During the development process for the Panoramic Camera, the MSSL engineers looked for motors that would not only be able to deliver reliable and precise positioning performance, but that would also be extremely compact. Stepper motors were the natural choice given these requirements, as they are not only able to precisely position objects with a resolution of 1280 steps per revolution without the need for a separate feedback system, but are also much sturdier and easier to use than conventional servomotors. The focussing mechanism of the high-resolution camera is driven by a FAULHABER PRECIstep stepper motor. This motor is able to exactly follow an externally applied field without requiring time-consuming and complex adjustments. “It is the perfect solution for optical application as the motors can hold the lens position even without current thanks to their residual torque. Moreover, the control in open loop allows to get rid of jittering effects and therefore obtain very sharp and clear images,” explains Sébastien Vaneberg, who works as a Sales Manager at FAULHABER PRECIstep SA. The Swiss company, which is part of the FAULHABER Group, specializes in miniature stepper motors. “In short, it is a simple and robust drive with outstanding capabilities, ideal for the harsh space conditions."
In each camera of the PanCam, each drive has a diameter of just 10 millimetres. The stepper motor counts 20 steps per revolution, and is combined with a precision gearhead of the same diameter with a gear ratio of 64:1. On top of this, FAULHABER worked closely together with MSSL in order to further customize the engineering behind its two drives so that they would meet the required specification posed by its use on Mars surface.
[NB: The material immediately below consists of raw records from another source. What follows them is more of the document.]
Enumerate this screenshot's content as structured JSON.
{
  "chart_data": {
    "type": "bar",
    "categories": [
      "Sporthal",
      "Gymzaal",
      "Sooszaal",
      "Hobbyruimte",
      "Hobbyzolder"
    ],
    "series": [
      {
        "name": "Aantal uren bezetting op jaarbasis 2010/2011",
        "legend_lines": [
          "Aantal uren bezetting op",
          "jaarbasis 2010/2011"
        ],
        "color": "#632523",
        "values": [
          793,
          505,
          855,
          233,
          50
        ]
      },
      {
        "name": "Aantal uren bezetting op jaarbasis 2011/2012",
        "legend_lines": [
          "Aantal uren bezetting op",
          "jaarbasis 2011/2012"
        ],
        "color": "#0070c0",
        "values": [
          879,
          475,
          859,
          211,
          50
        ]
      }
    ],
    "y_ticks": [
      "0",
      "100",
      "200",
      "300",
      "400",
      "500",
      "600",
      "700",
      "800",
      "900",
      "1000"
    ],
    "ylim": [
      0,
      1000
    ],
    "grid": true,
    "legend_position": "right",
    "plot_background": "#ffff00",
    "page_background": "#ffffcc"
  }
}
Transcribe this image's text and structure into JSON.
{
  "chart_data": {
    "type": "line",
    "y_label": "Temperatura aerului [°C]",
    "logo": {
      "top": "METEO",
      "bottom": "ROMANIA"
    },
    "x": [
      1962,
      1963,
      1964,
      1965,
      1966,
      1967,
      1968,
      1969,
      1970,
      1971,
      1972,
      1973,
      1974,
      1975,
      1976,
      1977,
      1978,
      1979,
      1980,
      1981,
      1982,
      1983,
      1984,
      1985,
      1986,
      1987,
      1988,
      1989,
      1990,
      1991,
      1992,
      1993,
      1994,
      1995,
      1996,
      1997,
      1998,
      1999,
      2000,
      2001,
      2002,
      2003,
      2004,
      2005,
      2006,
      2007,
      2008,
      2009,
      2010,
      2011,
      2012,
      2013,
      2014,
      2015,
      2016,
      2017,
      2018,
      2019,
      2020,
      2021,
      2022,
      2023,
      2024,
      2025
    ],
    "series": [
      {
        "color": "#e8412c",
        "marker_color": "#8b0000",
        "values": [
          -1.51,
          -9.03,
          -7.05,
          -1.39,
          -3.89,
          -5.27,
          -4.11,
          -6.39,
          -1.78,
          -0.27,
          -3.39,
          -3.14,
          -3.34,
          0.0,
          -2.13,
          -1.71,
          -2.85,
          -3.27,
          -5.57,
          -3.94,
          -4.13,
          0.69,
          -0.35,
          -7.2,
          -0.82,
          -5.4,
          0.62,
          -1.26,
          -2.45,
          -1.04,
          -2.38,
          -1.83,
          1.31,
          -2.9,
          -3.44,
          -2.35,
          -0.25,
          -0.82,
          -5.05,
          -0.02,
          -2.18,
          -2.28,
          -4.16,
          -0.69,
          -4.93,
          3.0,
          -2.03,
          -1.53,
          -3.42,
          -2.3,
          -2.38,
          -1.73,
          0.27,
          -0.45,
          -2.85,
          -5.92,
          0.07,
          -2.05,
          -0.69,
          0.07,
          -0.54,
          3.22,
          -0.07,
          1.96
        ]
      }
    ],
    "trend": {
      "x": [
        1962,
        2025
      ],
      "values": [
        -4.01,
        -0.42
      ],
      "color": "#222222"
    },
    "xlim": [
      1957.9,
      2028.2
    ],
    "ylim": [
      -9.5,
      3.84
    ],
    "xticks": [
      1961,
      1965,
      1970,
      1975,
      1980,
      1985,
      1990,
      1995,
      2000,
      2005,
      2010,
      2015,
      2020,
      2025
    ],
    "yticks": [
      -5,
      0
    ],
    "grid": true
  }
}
The resulting changes include, for instance, a dry lubricant and custom sintered bearings. “To put it simply, the motors need to be able to survive on Mars,” Jonathan Jones says when succinctly summarizing the requirements that the FAULHABER drives need to meet.
And in order to ensure that nothing will be left to chance after the landing, the Mullard Space Science Laboratory is currently testing the components in the Panoramic Camera in a testing environment. The test conditions are even harsher than those on Mars. The positioning drives must complete 5,000 positioning cycles - with temperatures oscillating between -130 degrees Celsius and 50 degrees Celsius, of course. “The test is still ongoing, but the motors are really showing what they’re made of,” Jonathan Jones happily reports. During the development of the drives, there was nothing else on the market that could come even close to the FAULHABER units. Not to mention the fact that FAULHABER is already a go-to partner for the European SpaceAgency (ESA), which, together with the Russian Roscosmos space agency, is responsible for getting the ExoMars project to its launch pad by 2020.